В начале 1856 года он возвратился в Париж с Коллинзом — тот всегда был легок на подъем, по вечерам гуляли (иногда с Джорджиной и Кэтрин), днем шла работа над «Крошкой Доррит». Дома же только что была сформирована Следственная комиссия по армейским поставкам в Крым, раскрыли невероятное количество махинаций, в том числе — финансовых пирамид; одну из таких Диккенс вставил в роман: бессовестный нувориш, с которым носились Столпы, в конце концов разоряется и утягивает Столпов за собой в пропасть.

Зато с Дорритом все наоборот — усилиями Кленнэма его выпускают из тюрьмы, он становится богачом и начинает шикарную жизнь… Вопреки тому, что можно было предположить, новая жизнь ему дается с легкостью — словно всегда был «Дорритом, эсквайром»: сорит деньгами, презирает всех, кто не богат, и злится на дочь, которая грустит и вспоминает прошлое.

«— Я столько лет прожил там. Я был — кха — признанным главою общины. Я — кха — добился того, что все любили и уважали тебя, Эми. Я — кха-кхм — сумел создать положение своей семье. Я заслужил награду. И я требую награды. Я прошу: вычеркнем эти годы из памяти, станем жить так, будто их не было. Разве это слишком много? Скажи, разве это слишком много?..
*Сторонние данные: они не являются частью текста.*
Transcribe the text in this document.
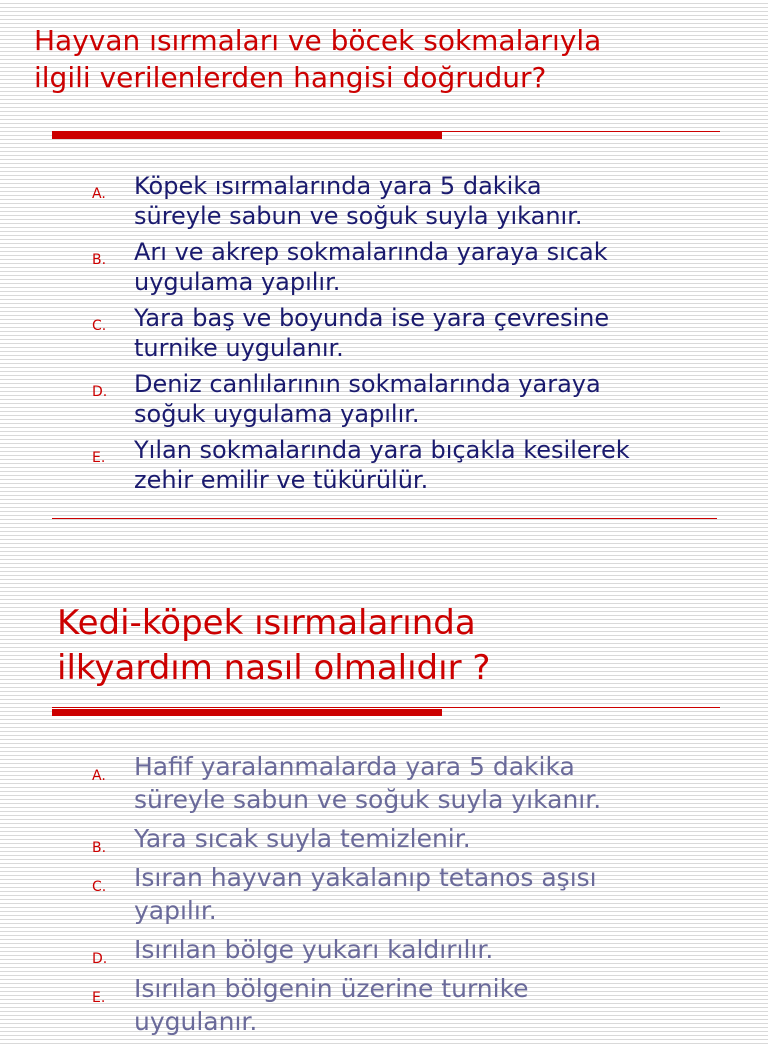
Hayvan ısırmaları ve böcek sokmalarıyla
ilgili verilenlerden hangisi doğrudur?
A. Köpek ısırmalarında yara 5 dakika
süreyle sabun ve soğuk suyla yıkanır.
B. Arı ve akrep sokmalarında yaraya sıcak
uygulama yapılır.
C. Yara baş ve boyunda ise yara çevresine
turnike uygulanır.
D. Deniz canlılarının sokmalarında yaraya
soğuk uygulama yapılır.
E. Yılan sokmalarında yara bıçakla kesilerek
zehir emilir ve tükürülür.
Kedi-köpek ısırmalarında
ilkyardım nasıl olmalıdır ?
A. Hafif yaralanmalarda yara 5 dakika
süreyle sabun ve soğuk suyla yıkanır.
B. Yara sıcak suyla temizlenir.
C. Isıran hayvan yakalanıp tetanos aşısı
yapılır.
D. Isırılan bölge yukarı kaldırılır.
E. Isırılan bölgenin üzerine turnike
uygulanır.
При всем своем волнении он, однако же, ни разу не дал себе повысить голос, из страха, как бы не услышал камердинер».

«Что же до самой Крошки Доррит, то пресловутое Общество, в гуще которого они жили, казалось ей очень похожим на тюрьму Маршалси, только рангом повыше. Многих, видимо, привело за границу почти то же, что других приводило в тюрьму: долги, праздность, любопытство, семейные дела или же полная неприспособленность к жизни у себя дома. Их доставляли в чужие города под конвоем курьеров и разных местных фактотумов, точно так же, как должников доставляли в тюрьму. Они бродили по церквам и картинным галереям с унылым видом арестантов, слоняющихся по тюремному двору. Они вечно уверяли, что пробудут всего два дня или всего неделю, сами не знали толком, чего им надо, редко делали то, что собирались делать, и редко шли туда, куда собирались идти; этим они тоже разительно напоминали обитателей Маршалси. Они дорого платили за скверное жилье и, якобы восхищаясь какой-нибудь местностью, бранили ее на все корки — совершенно в духе Маршалси. Уезжая, они вызывали зависть тех, кто оставался, но при этом оставшиеся делали вид, будто вовсе не хотят уезжать; опять-таки точно как в Маршалси. Они изъяснялись при помощи набора фраз и выражений, обязательных для туристов, как тюремный жаргон для арестантов. Они точно так же не умели ничем заняться всерьез, точно так же портили и развращали друг друга; они были неряшливы в одежде, распущенны в привычках — совершенно как обитатели Маршалси».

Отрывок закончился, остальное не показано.